Saylor says he’d like to add more tunnels as revenues grow. At three houses and 9,000 plants, he’s selling all the strawberries he can harvest.

“We’re sold out by dinnertime every day. We sell most of them at our own market, and we have to really scramble to get enough to take to the farmers’ market on Saturdays,” he says.

And those sales are at a premium. “We have no trouble getting double what we were getting for strawberries in the field. The size is not as good as what you’ll see out of California but the flavor is much better. For daylight-neutral varieties, the size is as good as what we were seeing in the field.”

Advice For Other Growers

Saylor has gotten some help along the way from Pennsylvania State University and the University of Arkansas, but he’s done most of the development work for this system on his own. Here’s his advice for other small growers thinking about trying high tunnel hydroponic strawberries:

Find the right varieties for your situation. “Our biggest thing is hunting for varieties that will stand the heat; the high tunnels get quite warm. Everbearing and daylight-neutral plants don’t hold over as well as the June bearing, so you basically have to replace them every year,” he says.
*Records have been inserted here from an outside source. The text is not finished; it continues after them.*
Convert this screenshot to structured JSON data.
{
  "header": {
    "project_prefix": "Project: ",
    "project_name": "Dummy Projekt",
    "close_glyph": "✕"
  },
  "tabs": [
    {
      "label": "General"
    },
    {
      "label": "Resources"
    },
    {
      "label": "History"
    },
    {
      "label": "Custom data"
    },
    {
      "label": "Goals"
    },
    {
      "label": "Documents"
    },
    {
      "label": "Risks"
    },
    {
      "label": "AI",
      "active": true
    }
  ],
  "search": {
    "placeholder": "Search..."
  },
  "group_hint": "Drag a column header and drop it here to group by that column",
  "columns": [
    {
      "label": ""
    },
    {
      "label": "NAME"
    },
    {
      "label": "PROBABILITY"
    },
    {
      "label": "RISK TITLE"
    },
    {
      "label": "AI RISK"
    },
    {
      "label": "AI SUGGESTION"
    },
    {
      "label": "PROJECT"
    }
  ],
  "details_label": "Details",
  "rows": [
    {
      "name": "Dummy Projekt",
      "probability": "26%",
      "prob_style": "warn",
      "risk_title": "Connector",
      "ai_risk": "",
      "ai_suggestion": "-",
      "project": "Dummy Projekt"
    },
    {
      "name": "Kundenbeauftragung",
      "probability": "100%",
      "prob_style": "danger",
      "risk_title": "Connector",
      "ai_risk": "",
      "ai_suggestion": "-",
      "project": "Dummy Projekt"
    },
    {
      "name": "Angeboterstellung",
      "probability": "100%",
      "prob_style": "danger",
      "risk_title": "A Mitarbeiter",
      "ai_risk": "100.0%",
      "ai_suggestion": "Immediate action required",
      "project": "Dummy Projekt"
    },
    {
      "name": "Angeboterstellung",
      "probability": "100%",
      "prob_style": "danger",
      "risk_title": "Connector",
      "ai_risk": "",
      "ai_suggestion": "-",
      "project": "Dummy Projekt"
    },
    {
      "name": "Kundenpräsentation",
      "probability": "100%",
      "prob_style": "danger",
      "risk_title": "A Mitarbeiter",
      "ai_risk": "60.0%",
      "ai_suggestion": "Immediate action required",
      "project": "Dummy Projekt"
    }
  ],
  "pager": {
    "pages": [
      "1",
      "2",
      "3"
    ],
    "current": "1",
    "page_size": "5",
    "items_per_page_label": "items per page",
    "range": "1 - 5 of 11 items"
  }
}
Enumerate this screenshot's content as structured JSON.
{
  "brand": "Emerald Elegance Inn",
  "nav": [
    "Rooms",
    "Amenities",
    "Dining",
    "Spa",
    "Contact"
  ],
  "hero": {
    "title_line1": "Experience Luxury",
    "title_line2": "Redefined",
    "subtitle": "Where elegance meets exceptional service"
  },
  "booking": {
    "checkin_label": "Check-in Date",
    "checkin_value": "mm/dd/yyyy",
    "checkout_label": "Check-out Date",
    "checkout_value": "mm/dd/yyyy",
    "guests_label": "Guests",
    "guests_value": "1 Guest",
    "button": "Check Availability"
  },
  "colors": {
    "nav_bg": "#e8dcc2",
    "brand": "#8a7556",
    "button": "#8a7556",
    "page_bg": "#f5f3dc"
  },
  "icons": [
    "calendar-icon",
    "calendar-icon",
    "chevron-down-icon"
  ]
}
Find the best medium. “Perlite has been the best rooting base for us so far,” he says. “We tried coconut fiber and found if you don’t work with a company that washes all of the salt out, your plants won’t do well in it.”

Keep plants above the water. “We used to try to get them down where the water was quite high on the root system and we would have quite a few failures. We went to the plastic bags with perlite and that eliminated the problem,” Saylor says.

Watch your costs. “We can plant one house in one day with two people, and we’re learning how to find the shortcuts,” he says. “The initial cost is your biggest problem. Expect about three years to bring it out of the red.Any extra costs you put in you have to try and get those back somehow. We’re thinking about using solar panels to run our pumps.”

Go slow. “Things work differently for everybody,” he says. “Figure out what works for you.”